17.Section 7 (1)(g) of the Act allows for termination of tenancy on grounds that the Landlord intends to personally occupy the premises for a period of not less than one year. The provision specifically provides as follows:7(g) Subject as hereinafter provided, that on the termination of the tenancy the landlord himself intends to occupy for a period of not less than one year the premises comprised in the tenancy for the purposes, or partly for the purposes, of a business to be carried on by him therein, or at his residence.

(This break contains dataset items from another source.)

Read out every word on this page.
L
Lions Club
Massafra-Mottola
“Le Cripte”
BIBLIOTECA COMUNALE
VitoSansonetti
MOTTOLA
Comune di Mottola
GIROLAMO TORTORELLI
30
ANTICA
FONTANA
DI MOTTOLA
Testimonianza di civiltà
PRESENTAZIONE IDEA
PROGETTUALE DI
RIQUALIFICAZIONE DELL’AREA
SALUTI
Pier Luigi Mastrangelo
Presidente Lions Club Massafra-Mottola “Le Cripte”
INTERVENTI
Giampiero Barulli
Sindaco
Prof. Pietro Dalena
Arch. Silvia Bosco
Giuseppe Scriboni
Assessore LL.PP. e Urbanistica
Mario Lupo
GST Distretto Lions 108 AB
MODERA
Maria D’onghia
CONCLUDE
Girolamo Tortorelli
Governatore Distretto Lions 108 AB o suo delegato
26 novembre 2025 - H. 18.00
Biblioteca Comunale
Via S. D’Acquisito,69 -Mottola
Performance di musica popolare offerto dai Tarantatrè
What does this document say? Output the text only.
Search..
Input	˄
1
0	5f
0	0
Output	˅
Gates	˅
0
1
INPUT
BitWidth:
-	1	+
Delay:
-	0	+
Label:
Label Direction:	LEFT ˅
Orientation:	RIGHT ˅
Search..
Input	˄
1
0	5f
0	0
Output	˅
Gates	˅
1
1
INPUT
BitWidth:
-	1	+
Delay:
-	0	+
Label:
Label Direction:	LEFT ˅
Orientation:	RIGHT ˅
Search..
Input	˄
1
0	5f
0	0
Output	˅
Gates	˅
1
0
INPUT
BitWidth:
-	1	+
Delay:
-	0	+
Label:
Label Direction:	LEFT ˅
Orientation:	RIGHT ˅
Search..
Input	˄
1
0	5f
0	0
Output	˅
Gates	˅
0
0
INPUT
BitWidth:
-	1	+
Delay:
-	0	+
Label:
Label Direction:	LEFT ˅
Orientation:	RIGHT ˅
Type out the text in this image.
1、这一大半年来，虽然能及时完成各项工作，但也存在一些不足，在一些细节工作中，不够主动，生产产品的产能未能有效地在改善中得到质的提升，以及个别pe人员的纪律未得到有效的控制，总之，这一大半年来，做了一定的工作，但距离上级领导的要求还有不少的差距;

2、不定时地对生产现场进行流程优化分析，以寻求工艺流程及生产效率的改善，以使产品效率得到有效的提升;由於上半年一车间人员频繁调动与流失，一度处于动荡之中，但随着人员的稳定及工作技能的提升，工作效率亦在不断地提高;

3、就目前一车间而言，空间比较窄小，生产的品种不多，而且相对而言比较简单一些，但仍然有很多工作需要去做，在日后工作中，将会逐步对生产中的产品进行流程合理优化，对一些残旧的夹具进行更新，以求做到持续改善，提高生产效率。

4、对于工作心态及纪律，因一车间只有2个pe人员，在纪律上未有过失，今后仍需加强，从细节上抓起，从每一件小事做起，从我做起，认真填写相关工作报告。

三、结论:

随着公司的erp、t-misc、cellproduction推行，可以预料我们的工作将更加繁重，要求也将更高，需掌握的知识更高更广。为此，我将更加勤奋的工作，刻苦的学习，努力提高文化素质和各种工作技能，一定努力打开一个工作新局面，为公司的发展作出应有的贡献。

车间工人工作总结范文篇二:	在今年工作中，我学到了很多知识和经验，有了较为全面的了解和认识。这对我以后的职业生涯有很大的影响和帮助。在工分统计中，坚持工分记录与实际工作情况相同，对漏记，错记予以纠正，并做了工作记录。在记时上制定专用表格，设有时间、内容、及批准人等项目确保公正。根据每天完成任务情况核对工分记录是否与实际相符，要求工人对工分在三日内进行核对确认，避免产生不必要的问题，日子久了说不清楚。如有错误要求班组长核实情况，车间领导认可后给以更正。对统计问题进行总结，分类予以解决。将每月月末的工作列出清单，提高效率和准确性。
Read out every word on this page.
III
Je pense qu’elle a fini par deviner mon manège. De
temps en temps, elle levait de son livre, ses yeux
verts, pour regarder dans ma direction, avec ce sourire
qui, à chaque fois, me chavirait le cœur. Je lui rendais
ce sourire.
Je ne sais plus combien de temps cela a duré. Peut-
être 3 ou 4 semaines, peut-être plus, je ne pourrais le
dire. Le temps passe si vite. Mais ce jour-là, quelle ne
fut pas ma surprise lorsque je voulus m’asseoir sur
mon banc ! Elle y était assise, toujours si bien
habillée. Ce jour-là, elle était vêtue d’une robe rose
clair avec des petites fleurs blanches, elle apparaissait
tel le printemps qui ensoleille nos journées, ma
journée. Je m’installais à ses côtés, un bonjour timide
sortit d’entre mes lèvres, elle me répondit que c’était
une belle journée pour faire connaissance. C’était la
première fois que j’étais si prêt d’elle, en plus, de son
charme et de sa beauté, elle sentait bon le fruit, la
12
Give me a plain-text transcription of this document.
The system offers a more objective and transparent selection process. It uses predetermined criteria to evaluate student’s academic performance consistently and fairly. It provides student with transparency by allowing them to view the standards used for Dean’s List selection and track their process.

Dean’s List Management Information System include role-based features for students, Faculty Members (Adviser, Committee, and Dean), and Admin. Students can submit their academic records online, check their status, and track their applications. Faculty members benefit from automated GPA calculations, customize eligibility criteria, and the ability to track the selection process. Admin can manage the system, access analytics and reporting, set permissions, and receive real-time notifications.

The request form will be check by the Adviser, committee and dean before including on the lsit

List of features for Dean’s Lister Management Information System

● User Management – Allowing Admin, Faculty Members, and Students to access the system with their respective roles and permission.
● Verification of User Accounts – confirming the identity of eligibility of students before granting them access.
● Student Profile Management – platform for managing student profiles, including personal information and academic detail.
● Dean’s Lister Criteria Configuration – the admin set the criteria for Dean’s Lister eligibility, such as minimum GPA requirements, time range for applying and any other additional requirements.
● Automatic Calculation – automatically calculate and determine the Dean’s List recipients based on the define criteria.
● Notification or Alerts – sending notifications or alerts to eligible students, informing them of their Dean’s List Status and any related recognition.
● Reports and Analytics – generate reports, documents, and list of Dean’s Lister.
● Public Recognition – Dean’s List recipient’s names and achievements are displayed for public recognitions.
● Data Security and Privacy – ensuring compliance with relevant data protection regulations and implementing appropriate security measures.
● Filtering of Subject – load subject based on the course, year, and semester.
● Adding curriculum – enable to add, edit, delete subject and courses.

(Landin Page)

18.In order to succeed in a claim of vacant possession, this Honourable Tribunal must be satisfied that the Landlord himself intends to occupy the suit premises for a period of not less than one year. The criteria for determining the landlord’s intention were dealt with in the case of; Auto Engineering Ltd Versus M. Gonella & Company Limited (1978) eKLR where the Court held:Apart from making a mere assertion that he intends to occupy the premises for a period of not less than one year the landlord’s intention can be gauged from surrounding circumstances which lead a court to find on a balance of probabilities that the Landlord has established such an intention.”
19.Indeed, in finding that the Landlord had established a clear and settled intention to occupy the suit premises, the Environment and Land Court in the case of; Hashim Omar Hashim versus Alliance Nominee Limited [2020] eKLR stated as follows:…I do not think that in the instance of this case there is any doubt as to what business the landlord wishes to carry out, for it is clear that it is for short term rental. I am in the circumstances of this case, ready to infer that the landlord wishes to use the premises for more than one year, based partly on the reason that the landlord disclosed the nature of the business he intended to operate and the amount of money intended to be spent, which is Kshs. 20 – 30 Million. I do not think that one would use this amount of money on this premises in order to use it for a period of less than one year. I am satisfied, just as the Chairman of the Tribunal was, that there was a genuine reason given by the landlord for needing to have the premises to operate its own business. The notice given, which was six months, was also sufficient, and I think that it was now incumbent upon the appellant to seek alternative ways of operating his restaurant business without the bungalow in question.”
20.In the present dispute, the landlord apart from stating in the notice that they intended to use the premises, did not adduce any evidence in support of this ground. I am not satisfied in the present case that the landlord has been able to discharge his burden of proof that he intends to occupy the suit premises for own business. The notice is thus a candidate for dismissal for that reason.
21.In the end, the notice of termination dated 7th June, 2022 and the subsequent reference filed 12th September, 2022 are dismissed in their entirety.
22.Each party shall bear their own costs.
DATED, SIGNED AND DELIVERED VIRTUALLY THIS 18TH DAY OF OCTOBER, 2024.HON. PATRICIA MAYMEMBERBUSINESS PREMISES RENT TRIBUNALDelivered in the presence of Kiptoo Landlord, in the absence of the Tenant.